Taming the ball hog

Any parent with a kid in sports has seen it happen: one kid running up the field with a ball, not passing it, as though his teammates didn’t exist

Photo: bigstockphoto.com © matimix


Ottawa coaching experts say taming a ball hog is complicated, no matter the sport or ages of players.

“I always want to try to head that off and make sure it doesn’t turn into a negative spiral,” says Rob Smart, assistant coach to the Carleton University Ravens men’s basketball team and a professor at the Sprott School of Business. Sometimes a child will lack confidence in teammates and try to go it alone. They may find success, but it doesn’t last. Smart says going it alone and scoring can reinforce the behaviour, but inspires resentment among the other players and keeps them from developing their own skills and confidence. Eventually, he says, as players progress, skilled teams can easily defend against a talented loner.

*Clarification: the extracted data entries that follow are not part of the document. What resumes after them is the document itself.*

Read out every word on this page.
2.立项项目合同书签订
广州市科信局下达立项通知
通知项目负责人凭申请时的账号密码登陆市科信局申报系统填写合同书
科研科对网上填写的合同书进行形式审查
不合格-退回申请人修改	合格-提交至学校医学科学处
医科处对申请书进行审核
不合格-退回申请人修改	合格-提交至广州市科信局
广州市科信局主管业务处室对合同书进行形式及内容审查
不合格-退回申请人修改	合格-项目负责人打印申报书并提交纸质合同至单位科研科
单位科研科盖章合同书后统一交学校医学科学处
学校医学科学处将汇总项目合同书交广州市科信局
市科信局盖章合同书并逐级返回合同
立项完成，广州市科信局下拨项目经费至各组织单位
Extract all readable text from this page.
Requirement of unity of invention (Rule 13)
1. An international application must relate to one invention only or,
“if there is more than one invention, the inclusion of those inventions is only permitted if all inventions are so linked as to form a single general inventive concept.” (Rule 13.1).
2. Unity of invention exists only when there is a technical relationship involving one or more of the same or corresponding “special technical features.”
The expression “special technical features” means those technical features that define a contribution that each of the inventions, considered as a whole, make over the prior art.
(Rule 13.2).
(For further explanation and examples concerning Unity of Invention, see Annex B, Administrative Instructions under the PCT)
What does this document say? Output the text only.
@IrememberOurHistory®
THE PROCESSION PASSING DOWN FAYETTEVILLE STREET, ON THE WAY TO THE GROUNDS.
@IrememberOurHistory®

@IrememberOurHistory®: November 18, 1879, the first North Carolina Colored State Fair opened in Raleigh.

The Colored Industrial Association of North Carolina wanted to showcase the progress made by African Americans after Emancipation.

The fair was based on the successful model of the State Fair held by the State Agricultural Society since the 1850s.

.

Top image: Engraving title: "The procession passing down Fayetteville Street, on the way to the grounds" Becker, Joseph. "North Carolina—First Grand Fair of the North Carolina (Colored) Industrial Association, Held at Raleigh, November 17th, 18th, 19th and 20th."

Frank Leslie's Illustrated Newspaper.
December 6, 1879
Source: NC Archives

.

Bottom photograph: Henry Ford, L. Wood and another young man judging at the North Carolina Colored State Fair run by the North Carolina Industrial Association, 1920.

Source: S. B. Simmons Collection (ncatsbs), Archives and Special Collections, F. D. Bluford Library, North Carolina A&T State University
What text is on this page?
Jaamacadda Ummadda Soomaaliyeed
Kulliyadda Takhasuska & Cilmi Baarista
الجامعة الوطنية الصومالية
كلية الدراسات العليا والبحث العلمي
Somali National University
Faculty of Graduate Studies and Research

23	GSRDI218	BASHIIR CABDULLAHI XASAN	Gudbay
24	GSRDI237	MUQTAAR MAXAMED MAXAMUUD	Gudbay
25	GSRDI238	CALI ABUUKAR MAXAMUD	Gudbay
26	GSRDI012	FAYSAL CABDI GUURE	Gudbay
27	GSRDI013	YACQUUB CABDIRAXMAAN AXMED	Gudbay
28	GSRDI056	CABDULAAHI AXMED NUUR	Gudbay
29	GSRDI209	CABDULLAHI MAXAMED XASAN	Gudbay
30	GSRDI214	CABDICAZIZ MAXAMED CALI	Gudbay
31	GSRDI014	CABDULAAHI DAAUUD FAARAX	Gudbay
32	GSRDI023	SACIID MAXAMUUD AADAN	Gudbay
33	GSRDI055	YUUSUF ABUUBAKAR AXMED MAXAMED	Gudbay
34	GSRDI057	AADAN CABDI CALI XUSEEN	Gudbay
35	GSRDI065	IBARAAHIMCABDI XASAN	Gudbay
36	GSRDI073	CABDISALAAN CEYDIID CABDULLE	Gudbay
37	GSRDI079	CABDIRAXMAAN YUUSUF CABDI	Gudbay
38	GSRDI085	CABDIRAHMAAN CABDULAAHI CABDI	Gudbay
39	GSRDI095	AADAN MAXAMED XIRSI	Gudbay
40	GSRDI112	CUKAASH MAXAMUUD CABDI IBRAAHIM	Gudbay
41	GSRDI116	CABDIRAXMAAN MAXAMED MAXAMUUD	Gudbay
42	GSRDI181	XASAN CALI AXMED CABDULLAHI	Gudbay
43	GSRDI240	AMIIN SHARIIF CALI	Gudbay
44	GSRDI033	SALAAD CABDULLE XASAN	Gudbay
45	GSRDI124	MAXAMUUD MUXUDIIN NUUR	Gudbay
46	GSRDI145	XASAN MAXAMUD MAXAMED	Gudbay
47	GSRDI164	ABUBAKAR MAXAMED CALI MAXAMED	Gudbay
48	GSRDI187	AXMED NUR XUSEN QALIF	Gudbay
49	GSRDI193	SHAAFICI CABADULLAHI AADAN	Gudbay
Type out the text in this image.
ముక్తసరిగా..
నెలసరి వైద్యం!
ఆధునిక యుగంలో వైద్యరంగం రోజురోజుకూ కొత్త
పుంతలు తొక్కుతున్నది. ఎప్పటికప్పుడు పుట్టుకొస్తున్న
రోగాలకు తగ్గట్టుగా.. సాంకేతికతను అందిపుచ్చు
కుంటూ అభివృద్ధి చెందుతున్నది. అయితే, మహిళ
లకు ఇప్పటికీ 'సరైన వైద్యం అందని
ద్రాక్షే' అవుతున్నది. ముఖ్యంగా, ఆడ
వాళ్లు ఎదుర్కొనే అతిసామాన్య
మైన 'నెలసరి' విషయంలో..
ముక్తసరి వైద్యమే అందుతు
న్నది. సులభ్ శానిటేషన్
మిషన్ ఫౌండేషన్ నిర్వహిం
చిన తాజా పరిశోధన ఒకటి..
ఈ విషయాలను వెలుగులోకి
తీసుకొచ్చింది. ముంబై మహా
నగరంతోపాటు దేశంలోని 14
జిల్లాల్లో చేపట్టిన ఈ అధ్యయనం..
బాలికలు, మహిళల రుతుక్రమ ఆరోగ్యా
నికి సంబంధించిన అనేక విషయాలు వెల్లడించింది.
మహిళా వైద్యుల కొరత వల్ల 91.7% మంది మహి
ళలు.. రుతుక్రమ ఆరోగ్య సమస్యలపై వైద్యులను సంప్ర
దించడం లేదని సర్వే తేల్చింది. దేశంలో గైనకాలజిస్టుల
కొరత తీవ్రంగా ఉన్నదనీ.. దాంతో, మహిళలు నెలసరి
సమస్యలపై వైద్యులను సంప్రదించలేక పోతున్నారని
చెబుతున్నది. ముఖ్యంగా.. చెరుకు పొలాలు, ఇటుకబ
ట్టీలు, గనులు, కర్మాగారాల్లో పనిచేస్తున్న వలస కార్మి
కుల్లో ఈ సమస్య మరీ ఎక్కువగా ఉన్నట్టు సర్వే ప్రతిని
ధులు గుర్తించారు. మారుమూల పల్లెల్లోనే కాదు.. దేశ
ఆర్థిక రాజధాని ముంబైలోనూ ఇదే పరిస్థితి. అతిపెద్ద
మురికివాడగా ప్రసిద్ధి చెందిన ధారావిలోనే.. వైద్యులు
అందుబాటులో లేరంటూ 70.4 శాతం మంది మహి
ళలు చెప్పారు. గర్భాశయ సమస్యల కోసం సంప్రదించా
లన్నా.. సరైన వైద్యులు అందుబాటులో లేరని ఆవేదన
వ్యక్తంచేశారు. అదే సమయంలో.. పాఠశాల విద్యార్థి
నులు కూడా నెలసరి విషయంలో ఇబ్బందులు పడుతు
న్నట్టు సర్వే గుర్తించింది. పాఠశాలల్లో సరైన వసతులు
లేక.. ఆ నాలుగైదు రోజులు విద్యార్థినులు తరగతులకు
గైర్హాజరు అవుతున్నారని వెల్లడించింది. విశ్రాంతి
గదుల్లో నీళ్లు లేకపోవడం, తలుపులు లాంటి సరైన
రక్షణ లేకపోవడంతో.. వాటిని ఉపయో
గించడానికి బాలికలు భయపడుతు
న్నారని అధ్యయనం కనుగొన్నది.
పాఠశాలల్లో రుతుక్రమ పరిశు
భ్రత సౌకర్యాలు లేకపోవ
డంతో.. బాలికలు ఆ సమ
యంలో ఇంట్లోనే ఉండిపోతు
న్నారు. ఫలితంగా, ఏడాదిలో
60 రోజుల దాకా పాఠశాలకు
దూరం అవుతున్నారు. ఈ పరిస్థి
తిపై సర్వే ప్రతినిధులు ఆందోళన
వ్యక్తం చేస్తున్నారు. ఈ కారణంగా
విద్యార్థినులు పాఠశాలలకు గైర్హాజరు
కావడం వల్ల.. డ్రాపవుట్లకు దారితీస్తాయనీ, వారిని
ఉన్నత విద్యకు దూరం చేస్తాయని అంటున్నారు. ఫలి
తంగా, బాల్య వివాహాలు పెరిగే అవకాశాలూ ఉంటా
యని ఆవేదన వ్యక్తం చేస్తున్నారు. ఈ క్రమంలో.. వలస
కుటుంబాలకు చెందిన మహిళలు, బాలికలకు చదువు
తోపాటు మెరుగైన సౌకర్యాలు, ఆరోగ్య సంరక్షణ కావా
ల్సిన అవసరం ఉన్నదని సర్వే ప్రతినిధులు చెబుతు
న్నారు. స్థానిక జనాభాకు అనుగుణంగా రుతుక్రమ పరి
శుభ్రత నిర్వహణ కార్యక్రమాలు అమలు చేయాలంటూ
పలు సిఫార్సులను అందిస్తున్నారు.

Smart, who also coaches kids’ basketball, has grappled with the challenge of getting players to work cooperatively. He says it’s a problem even for adults.

“If you find success, but you alienate the people you work with, you won’t be able to replicate that success in the future,” he says.

Encouraging teamwork on the field, rink or court takes a multi-pronged approach, beyond telling a player to pass more. You don’t want to make them defensive or feel bad for wanting to do well. At the same time, the other players need to be encouraged to do their best and look to their teammate as an example of a player who is trying hard to win, says Smart.

“Often, one of the keys to avoiding the problem in the first place is making sure your practices are adequately programmed,” says Robin Clouthier, director of recreation programs for the Dovercourt Recreation Association. Kids’ sports leagues tend to be run by parent volunteers, who don’t have much formal training, or time for planning practices.

“It can be as simple as making sure that if you have 20 kids, there are 20 balls, so no one is waiting around,” says Clouthier. Coaches should have more practice activities than they need, so if they need to change things up and keep players engaged, they can. Drills can be structured to encourage teamwork, possibly by putting players into smaller groups than they would be in during a real game, she says.

Both Clouthier and Smart say leagues should have more practices than games to build skills. Smart recommends a three-to-one ratio. Passing might the hardest skill to teach, even at the university level, he says.

“For younger players, on top of the physical skill of passing, it is really hard to teach players to see the floor and anticipate what the other players are going to do, which you need to be able to do to be an effective passer,” Clouthier says.

“I think we need to have patience with the ‘ball hogs’ and help them (and others on the team) develop the skill,” says Smart. “Parents, coaches, and the players themselves need to understand that it takes a lot of practice to be a good passer.”